For example, suppose we had a sb instruction on address 3 = 0b000011. DMEM will take 32 bits of data we provide and write them to addresses 0-1-2-3, but we actually want to write 8 bits to address 3. To do this, we can make a 32-bit value where the bytes at addresses 0-1-2 (bits 0-23) are all zeros (doesn't matter), and the byte at address 3 (bits 24-31) is the 8 bits we want to store in memory.

We can use this logic to implement this in our circuit: The bottom 2 bits of the address are 0b11 = 3, so we need to place the 8 bits we want to store at the 3rd byte (zero-indexed) of the data we're passing to DMEM.

Finally, we need to create a 4-bit write mask which will tell DMEM which bytes of the data we want to store to memory. Each bit of the write mask corresponds to one of the 4 bytes in memory that DMEM might store to. If a bit in the mask is 0, DMEM will not store that byte to memory.

For example, the write mask 0b0001 says to only write the 0th byte (bits 0-8) to memory, leaving the others unchanged. The write mask 0b1100 says to only write the 2nd and 3rd bytes (bits 16-31) to memory, leaving the others unchanged.

Partial Store

Fill in the partial_store.circ subcircuit.

Signal Name Direction Bit Width Description
Instruction Input 32 The store instruction being executed.
MemAddress Input 32 The memory address to store to (bottom two bits are not zeroed).
DataFromReg Input 32 The data from the register.
MemWEn Input 1 The control signal indicating whether writing to memory is enabled for this instruction.
DataToMem Output 32 The data to store to memory.
MemWriteMask Output 4 The write mask indicating whether each byte of DataToMem will be written to memory.
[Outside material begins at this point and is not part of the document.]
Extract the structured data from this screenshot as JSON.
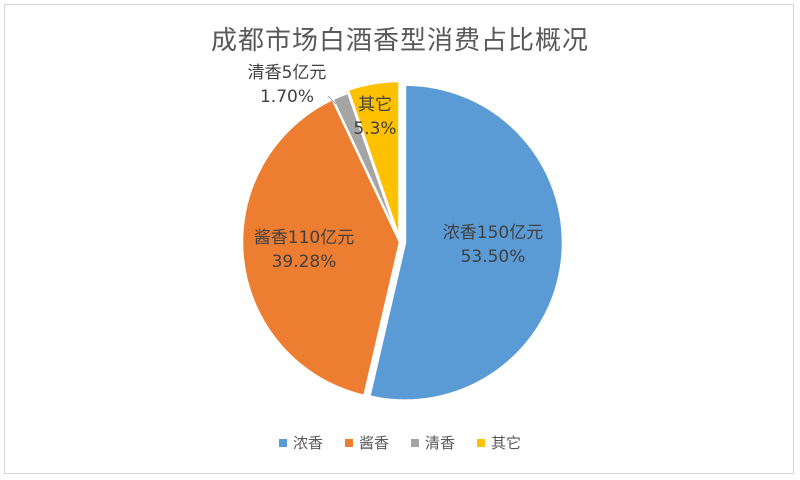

A table of all scenarios you need to handle in the partial store subcircuit is provided below. All 3 store instructions have opcode 0x23.

Instruction Funct3 Bottom 2 bits of MemAddress DataToMem MemWriteMask
Bits 31-24 Bits 23-16 Bits 15-8 Bits 7-0
sb rs2, offset(rs1) 0x0 0b00 0 0 0 DataFromReg[7:0] 0b0001
0b01 0 0 DataFromReg[7:0] 0 0b0010
0b10 0 DataFromReg[7:0] 0 0 0b0100
0b11 DataFromReg[7:0] 0 0 0 0b1000
sh rs2, offset(rs1) 0x1 0b00 0 DataFromReg[15:0] 0b0011
0b10 DataFromReg[15:0] 0 0b1100
sw rs2, offset(rs1) 0x2 0b00 DataFromReg 0b1111

Note that for any non-store instruction (i.e. when your MemWEn control signal is 0), MemWriteMask should be set to 0b0000.

Note: The bytes in DataToMem that aren't being written to the file (i.e. where MemWriteMask is 0) can technically be any value, but we've listed them as 0s in the table. The unit test for this part also assumes that those bytes will be 0.

Testing and Debugging

We've provided some unit tests for the partial load and store subcircuits. These are not comprehensive. You can run these tests with:

bash test.sh test_partial_load
bash test.sh test_partial_store